An argument Shimon says the lawyers will make in the case is that students have the right to seek the compensation they deserve through court, which he thinks is “the only realistic way for students to get fair compensation.”

“Things like protests and signing petitions – they won’t work because we’re talking about millions of pounds here. I don’t think the universities will pay that compensation unless they are forced to do it by the courts. They wouldn’t do it. They weren’t volunteer to do it by themselves.

“But UCL is trying to block our claim by saying that students should have to go through its own internal complaints procedure first and then to the Office of the Independent Adjudicator (OIA). We say that will take much too long.

“Students, like anyone else, if they suffer a breach of contract, it’s their human right – Article Six of the Human Rights Convention – to have access to courts. And we think is it’s very unfair that UCL is trying to block students from from taking the university to court.”

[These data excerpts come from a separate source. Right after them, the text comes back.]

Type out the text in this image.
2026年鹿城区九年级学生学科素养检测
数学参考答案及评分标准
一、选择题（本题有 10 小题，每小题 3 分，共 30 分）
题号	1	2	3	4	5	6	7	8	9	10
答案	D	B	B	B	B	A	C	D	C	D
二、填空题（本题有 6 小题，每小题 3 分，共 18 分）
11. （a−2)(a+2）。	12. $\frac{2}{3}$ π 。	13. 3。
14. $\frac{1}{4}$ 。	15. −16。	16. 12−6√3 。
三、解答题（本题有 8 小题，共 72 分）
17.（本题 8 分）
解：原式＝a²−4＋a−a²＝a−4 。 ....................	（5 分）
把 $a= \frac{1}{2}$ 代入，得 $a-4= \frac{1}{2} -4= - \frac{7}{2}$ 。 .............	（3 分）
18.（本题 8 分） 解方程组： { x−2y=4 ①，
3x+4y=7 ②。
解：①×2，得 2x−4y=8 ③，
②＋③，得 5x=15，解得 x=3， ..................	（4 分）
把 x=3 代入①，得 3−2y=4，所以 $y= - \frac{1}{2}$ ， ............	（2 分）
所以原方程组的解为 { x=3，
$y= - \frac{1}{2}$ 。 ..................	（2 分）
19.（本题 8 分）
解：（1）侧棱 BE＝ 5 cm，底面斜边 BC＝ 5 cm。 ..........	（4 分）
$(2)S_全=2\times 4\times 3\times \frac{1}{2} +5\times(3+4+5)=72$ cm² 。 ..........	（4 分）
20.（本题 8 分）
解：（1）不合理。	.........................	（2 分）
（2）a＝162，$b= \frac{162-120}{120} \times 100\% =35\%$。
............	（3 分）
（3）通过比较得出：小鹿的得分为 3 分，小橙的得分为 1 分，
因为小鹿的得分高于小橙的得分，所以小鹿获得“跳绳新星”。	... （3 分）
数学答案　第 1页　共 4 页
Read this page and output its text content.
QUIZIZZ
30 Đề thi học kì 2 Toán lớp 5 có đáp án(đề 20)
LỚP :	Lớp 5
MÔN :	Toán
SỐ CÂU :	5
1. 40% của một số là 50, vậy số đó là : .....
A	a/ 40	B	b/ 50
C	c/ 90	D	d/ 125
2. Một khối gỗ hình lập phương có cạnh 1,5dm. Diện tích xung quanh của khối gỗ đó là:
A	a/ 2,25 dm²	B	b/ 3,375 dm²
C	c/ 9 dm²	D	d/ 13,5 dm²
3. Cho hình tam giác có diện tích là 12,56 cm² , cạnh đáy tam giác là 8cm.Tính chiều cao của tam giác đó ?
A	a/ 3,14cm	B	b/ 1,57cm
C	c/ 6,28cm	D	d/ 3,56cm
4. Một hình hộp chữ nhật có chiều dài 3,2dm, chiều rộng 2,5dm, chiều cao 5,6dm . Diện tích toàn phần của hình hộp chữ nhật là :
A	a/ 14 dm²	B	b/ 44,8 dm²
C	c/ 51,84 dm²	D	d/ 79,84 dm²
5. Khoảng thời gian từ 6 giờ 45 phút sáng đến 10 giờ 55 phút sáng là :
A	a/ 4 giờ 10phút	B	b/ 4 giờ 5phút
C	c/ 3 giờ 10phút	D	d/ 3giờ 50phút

A UCL spokesperson previous responded that they’re “not suggesting that students should not be able to seek access to the courts, but given that they have not yet used appropriate and available ways to resolve their complaints through our established processes,  [going through legal means] is unnecessary and premature.”

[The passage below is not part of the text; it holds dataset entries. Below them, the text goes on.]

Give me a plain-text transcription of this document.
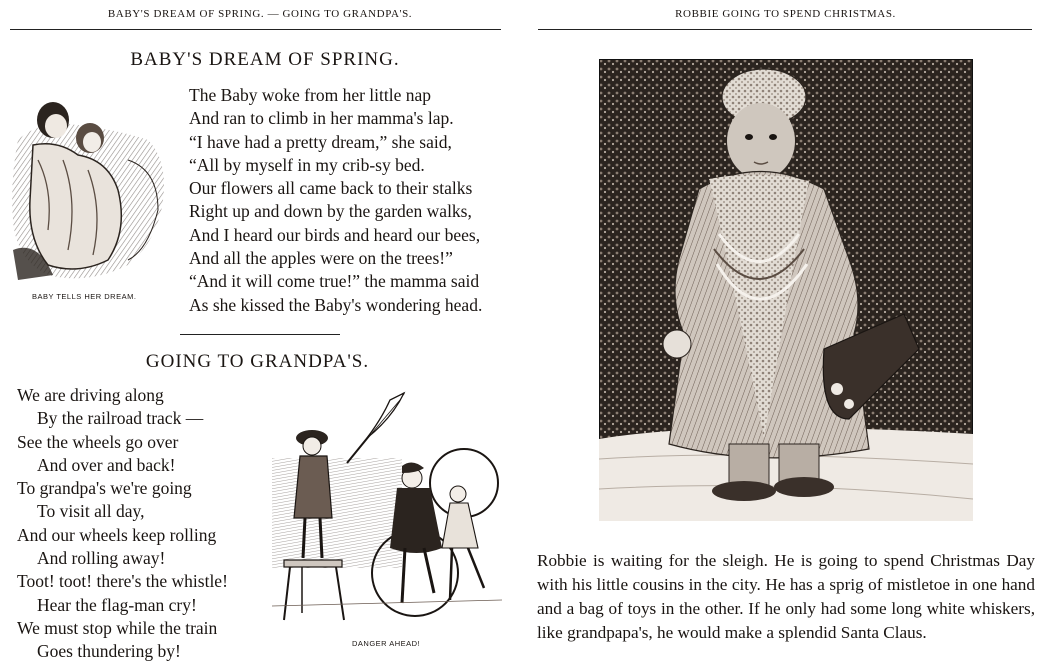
BABY'S DREAM OF SPRING. — GOING TO GRANDPA'S.
BABY'S DREAM OF SPRING.
BABY TELLS HER DREAM.
The Baby woke from her little nap
And ran to climb in her mamma's lap.
“I have had a pretty dream,” she said,
“All by myself in my crib-sy bed.
Our flowers all came back to their stalks
Right up and down by the garden walks,
And I heard our birds and heard our bees,
And all the apples were on the trees!”
“And it will come true!” the mamma said
As she kissed the Baby's wondering head.
GOING TO GRANDPA'S.
We are driving along
By the railroad track —
See the wheels go over
And over and back!
To grandpa's we're going
To visit all day,
And our wheels keep rolling
And rolling away!
Toot! toot! there's the whistle!
Hear the flag-man cry!
We must stop while the train
Goes thundering by!	DANGER AHEAD!
ROBBIE GOING TO SPEND CHRISTMAS.
Robbie is waiting for the sleigh. He is going to spend Christmas Day with his little cousins in the city. He has a sprig of mistletoe in one hand and a bag of toys in the other. If he only had some long white whiskers, like grandpapa's, he would make a splendid Santa Claus.
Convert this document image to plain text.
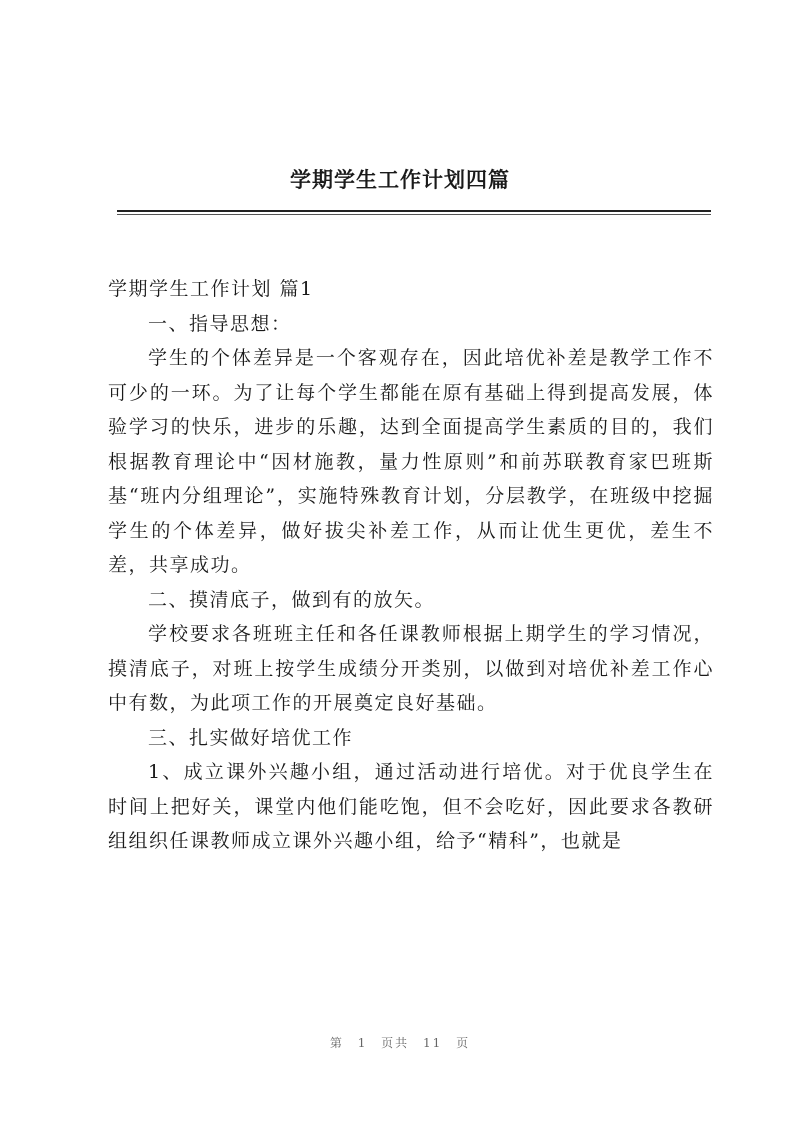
学期学生工作计划四篇

学期学生工作计划 篇1

一、指导思想：

学生的个体差异是一个客观存在，因此培优补差是教学工作不可少的一环。为了让每个学生都能在原有基础上得到提高发展，体验学习的快乐，进步的乐趣，达到全面提高学生素质的目的，我们根据教育理论中“因材施教，量力性原则”和前苏联教育家巴班斯基“班内分组理论”，实施特殊教育计划，分层教学，在班级中挖掘学生的个体差异，做好拔尖补差工作，从而让优生更优，差生不差，共享成功。

二、摸清底子，做到有的放矢。

学校要求各班班主任和各任课教师根据上期学生的学习情况，摸清底子，对班上按学生成绩分开类别，以做到对培优补差工作心中有数，为此项工作的开展奠定良好基础。

三、扎实做好培优工作

1、成立课外兴趣小组，通过活动进行培优。对于优良学生在时间上把好关，课堂内他们能吃饱，但不会吃好，因此要求各教研组组织任课教师成立课外兴趣小组，给予“精科”，也就是

第 1 页共 11 页
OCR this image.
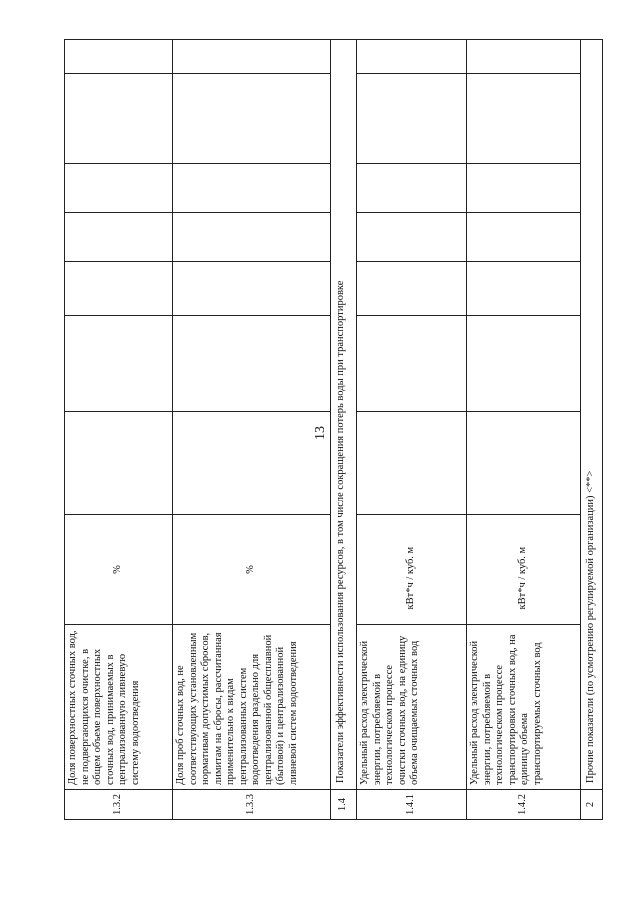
13
1.3.2	Доля поверхностных сточных вод, не подвергающихся очистке, в общем объеме поверхностных сточных вод, принимаемых в централизованную ливневую систему водоотведения	%							
1.3.3	Доля проб сточных вод, не соответствующих установленным нормативам допустимых сбросов, лимитам на сбросы, рассчитанная применительно к видам централизованных систем водоотведения раздельно для централизованной общесплавной (бытовой) и централизованной ливневой систем водоотведения	%							
1.4	Показатели эффективности использования ресурсов, в том числе сокращения потерь воды при транспортировке								
1.4.1	Удельный расход электрической энергии, потребляемой в технологическом процессе очистки сточных вод, на единицу объема очищаемых сточных вод	кВт*ч / куб. м							
1.4.2	Удельный расход электрической энергии, потребляемой в технологическом процессе транспортировки сточных вод, на единицу объема транспортируемых сточных вод	кВт*ч / куб. м							
2	Прочие показатели (по усмотрению регулируемой организации) <**>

Regardless, Shimon says what’ll be decided in the UCL hearing is “really important for all of our 100,000 Student Group Claim members.”

“If the court blocks students from going to court, other universities will obviously take the same approach. But if the judge delays by putting this on pause for six months or something like that, we will wait. We’ll go through that process and come back to court. We won’t be the end of the claim at all. It will just mean a very unfair delay.”

In response to Student Group Claim and the court hearing, UCL’s Professor Kathleen Armour, Vice-President (Education & Student Experience) said: “We recognise that for many students, the last few years have been a disruptive and unsettling time.

“During the Covid-19 pandemic, we followed UK Government guidance and prioritised the health and safety of our community. Our lecturers and support staff worked tirelessly to make our campus and all UCL premises as safe as possible and ensured that a high-quality academic experience was provided to students. We have also been fully committed to minimising the impact of industrial action, to ensure students are not academically disadvantaged.

“We respect the right of our students to complain and seek redress if they feel that they have not received the support they expected from us. That is why we have a well-established and free complaints procedure. We believe the Group Litigation Order is unnecessary and premature as our easily accessible process is the most efficient and swiftest way for our students to resolve any issues with us.

“This gives students the option of complaining to the Office of the Independent Adjudicator for Higher Education, if they are not satisfied with our response. This is the appointed Alternative Dispute Resolution (ADR) service for dealing with student complaints, with powers to recommend that UCL make awards of compensation to affected students where appropriate, and this is also free to use.”